Nigeria marks 3 years since schoolgirls’ mass abduction

“Bring Back Our Girls” campaigners hold up banners during a protest calling on the government to rescue the remaining kidnapped girls of the government secondary school who were abducted almost three years ago, in Lagos, Nigeria. (AP)

ABUJA: Nigerians on Friday marked three years since the mass abduction of nearly 300 schoolgirls by Boko Haram extremists amid anger that government efforts to negotiate their freedom appear to have stalled.
Activists were rallying in the capital, Abuja, and commercial hub Lagos to urge Nigerian President Muhammadu Buhari’s government to do more to free the nearly 200 schoolgirls who remain captive.
“It is still a nightmare to me. It is still fresh as if it happened last night,” said Rebecca Samuel, whose daughter Sarah remains missing. “The government is trying, but I believe they can do more than what they are doing.”
After a few of the girls escaped on their own, Nigeria in October announced the release of 21 of the Chibok schoolgirls after negotiations with the extremist group. It said another group of 83 girls would be released “very soon.”
No one has been freed since then. The government this week said negotiations have “gone quite far” but face challenges. It refused to give details, citing security reasons. Buhari on Friday said Nigeria is “willing to bend over backwards” to secure the schoolgirls’ release.

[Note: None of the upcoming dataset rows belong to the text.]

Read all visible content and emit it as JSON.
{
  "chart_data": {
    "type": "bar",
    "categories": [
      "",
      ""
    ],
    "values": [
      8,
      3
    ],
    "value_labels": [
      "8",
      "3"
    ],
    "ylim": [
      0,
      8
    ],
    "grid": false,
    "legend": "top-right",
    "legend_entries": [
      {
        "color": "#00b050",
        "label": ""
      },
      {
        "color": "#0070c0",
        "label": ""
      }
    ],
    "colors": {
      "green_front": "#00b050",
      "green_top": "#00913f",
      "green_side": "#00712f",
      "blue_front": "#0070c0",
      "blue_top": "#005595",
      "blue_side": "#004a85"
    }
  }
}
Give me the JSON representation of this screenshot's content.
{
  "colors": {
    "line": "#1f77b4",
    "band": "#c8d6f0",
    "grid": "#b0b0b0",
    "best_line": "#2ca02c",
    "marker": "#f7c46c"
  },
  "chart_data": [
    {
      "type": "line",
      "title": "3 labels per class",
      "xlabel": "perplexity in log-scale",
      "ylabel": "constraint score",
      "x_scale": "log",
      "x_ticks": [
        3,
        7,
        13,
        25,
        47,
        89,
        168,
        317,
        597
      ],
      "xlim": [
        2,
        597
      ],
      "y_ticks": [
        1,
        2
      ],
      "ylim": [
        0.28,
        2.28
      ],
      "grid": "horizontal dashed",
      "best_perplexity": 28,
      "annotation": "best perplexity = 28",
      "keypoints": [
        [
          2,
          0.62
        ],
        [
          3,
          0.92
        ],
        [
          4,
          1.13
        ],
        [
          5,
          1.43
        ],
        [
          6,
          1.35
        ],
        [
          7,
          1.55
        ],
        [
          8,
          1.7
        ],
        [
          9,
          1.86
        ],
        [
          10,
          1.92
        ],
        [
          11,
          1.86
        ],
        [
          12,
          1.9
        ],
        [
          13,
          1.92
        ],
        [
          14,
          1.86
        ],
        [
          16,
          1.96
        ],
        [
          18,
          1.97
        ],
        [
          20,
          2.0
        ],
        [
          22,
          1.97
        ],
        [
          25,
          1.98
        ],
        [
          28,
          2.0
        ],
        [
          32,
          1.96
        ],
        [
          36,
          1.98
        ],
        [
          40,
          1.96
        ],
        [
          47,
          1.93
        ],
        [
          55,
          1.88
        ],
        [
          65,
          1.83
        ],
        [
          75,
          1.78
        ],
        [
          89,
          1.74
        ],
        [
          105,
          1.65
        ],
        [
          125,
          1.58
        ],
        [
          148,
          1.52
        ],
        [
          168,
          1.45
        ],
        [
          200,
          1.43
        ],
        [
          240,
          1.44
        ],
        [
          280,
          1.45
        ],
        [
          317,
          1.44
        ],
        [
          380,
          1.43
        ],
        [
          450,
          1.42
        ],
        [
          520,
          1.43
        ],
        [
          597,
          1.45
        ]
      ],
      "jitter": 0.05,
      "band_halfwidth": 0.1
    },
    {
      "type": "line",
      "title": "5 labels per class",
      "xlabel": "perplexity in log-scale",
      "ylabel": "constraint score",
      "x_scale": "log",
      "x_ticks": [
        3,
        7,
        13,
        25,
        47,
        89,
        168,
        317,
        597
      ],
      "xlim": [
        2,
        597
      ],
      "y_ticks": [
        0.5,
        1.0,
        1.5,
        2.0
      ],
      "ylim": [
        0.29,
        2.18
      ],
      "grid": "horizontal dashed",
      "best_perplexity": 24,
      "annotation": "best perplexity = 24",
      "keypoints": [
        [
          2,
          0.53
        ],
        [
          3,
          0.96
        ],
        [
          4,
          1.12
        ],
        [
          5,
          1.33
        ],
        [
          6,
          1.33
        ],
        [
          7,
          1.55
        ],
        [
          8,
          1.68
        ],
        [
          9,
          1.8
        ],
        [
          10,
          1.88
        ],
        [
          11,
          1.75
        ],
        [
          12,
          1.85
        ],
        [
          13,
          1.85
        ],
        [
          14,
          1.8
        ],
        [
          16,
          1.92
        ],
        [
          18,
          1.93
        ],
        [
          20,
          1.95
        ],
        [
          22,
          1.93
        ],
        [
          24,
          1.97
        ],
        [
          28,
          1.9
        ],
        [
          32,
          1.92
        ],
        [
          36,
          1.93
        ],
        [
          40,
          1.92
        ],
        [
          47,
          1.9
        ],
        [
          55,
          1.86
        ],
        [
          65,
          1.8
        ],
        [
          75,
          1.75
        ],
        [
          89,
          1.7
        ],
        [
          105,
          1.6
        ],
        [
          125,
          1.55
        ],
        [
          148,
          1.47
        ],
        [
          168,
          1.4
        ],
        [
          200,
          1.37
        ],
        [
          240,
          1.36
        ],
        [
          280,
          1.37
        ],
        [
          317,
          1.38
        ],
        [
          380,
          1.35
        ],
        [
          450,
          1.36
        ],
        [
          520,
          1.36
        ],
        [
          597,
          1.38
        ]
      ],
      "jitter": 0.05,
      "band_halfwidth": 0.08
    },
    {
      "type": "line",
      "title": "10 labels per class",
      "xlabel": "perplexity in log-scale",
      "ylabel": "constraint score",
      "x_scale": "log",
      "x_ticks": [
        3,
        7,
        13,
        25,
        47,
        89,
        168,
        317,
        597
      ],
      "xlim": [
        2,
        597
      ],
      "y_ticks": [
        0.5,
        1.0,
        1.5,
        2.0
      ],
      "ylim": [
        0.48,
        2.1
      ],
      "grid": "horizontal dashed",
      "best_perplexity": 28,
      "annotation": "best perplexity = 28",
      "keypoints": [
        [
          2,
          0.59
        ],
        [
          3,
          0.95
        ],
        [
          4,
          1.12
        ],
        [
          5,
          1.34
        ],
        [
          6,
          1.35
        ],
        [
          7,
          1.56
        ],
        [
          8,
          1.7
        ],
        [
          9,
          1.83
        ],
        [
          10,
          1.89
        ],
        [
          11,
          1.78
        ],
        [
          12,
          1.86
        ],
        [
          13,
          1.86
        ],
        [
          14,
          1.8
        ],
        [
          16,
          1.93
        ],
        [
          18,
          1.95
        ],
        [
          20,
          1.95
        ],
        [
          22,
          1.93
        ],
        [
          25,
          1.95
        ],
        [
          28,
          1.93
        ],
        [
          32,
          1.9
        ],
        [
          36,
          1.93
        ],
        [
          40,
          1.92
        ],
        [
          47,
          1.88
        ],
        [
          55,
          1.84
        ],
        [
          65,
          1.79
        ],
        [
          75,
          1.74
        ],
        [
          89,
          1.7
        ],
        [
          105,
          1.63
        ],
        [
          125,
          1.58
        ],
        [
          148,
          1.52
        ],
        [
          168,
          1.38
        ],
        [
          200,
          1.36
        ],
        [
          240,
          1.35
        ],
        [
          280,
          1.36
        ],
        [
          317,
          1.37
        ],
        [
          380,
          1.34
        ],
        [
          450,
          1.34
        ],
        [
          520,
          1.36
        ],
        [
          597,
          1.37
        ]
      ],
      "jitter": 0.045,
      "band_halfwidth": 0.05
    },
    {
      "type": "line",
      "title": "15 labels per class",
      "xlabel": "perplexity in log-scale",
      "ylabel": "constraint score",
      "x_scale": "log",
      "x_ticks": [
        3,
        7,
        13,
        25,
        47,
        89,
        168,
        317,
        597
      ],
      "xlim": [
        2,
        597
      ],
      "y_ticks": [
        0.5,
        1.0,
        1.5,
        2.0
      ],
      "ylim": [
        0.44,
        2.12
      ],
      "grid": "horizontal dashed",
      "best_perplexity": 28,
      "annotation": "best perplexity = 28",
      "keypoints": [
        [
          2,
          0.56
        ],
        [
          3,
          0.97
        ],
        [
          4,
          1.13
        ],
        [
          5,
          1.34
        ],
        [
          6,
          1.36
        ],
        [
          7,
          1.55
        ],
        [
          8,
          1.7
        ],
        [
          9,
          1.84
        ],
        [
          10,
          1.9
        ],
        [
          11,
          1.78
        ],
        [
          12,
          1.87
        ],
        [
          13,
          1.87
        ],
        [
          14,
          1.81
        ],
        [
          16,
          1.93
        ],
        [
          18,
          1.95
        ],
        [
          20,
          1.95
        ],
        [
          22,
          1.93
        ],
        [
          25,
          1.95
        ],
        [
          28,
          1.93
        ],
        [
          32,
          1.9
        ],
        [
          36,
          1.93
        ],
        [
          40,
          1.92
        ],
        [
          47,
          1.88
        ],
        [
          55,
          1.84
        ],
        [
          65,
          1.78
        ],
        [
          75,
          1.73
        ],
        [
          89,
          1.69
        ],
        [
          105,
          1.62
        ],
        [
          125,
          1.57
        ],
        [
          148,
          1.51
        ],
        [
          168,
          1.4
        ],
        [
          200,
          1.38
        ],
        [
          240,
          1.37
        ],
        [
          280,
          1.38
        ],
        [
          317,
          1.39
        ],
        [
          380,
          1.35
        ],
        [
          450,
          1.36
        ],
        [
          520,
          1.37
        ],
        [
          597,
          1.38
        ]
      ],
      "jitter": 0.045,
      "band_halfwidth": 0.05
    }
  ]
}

“It is deeply shocking that three years after this deplorable and devastating act of violence, the majority of the girls remain missing,” a half-dozen independent experts for the UN, who visited Nigeria last year, said in a statement this week.
The failure of Nigeria’s former government to free the girls sparked a global “Bring Back Our Girls” movement and was a factor Buhari’s 2015 election win over former President Goodluck Jonathan.
The schoolgirls from Chibok village are among thousands of people abducted by the Nigeria-based Boko Haram as it continues to threaten parts of the northeast and has spread into neighboring countries.
“I thank the Almighty for sparing the lives of some, and mine is among them,” said Esther Yakubu, who wept last year when she watched a Boko Haram video with the first proof of life of her daughter, Dorcas, since her capture. Her daughter has not yet been freed.
When marking the anniversary last year, none of the schoolgirls had been freed, “but today we have 24 of them. That’s progress,” Yakubu said.
The Chibok abduction is not even the largest. Nigerian officials refuse to acknowledge the abduction of more than 500 children from the northeastern town of Damasak in November 2014, Human Rights Watch said last month. Nigerian officials have not responded to requests by The Associated Press for information.
Buhari late last year announced that Boko Haram had been “crushed,” but it continues to carry out deadly suicide bombings, often strapping them to young women. Children have been used to carry out 27 attacks in the first three months of this year, already nearing last year’s total of 30, the UN children’s agency said this week.
“Today, the group has been degraded and is no longer in a position to mount any serious, coordinated attack, other than sporadic suicide attacks on soft targets,” the president said Friday. “Even at that, their reach is very much confined to a small segment of the northeast.”
But on Wednesday, Nigerian security officials said they had thwarted plans by Daesh group-linked Boko Haram members to attack the embassies of the US and Britain, along with “other Western interests” in the capital. One faction of Boko Haram is allied with the Daesh group.
Nigeria’s military in the past year has rescued thousands of Boko Haram captives while liberating towns and villages from the group’s control, but many have been detained as possible Boko Haram suspects.
Boko Haram’s seven-year Islamic uprising has killed more than 20,000 people and driven 2.6 million from their homes, with millions facing starvation because of the disruption in markets and agriculture.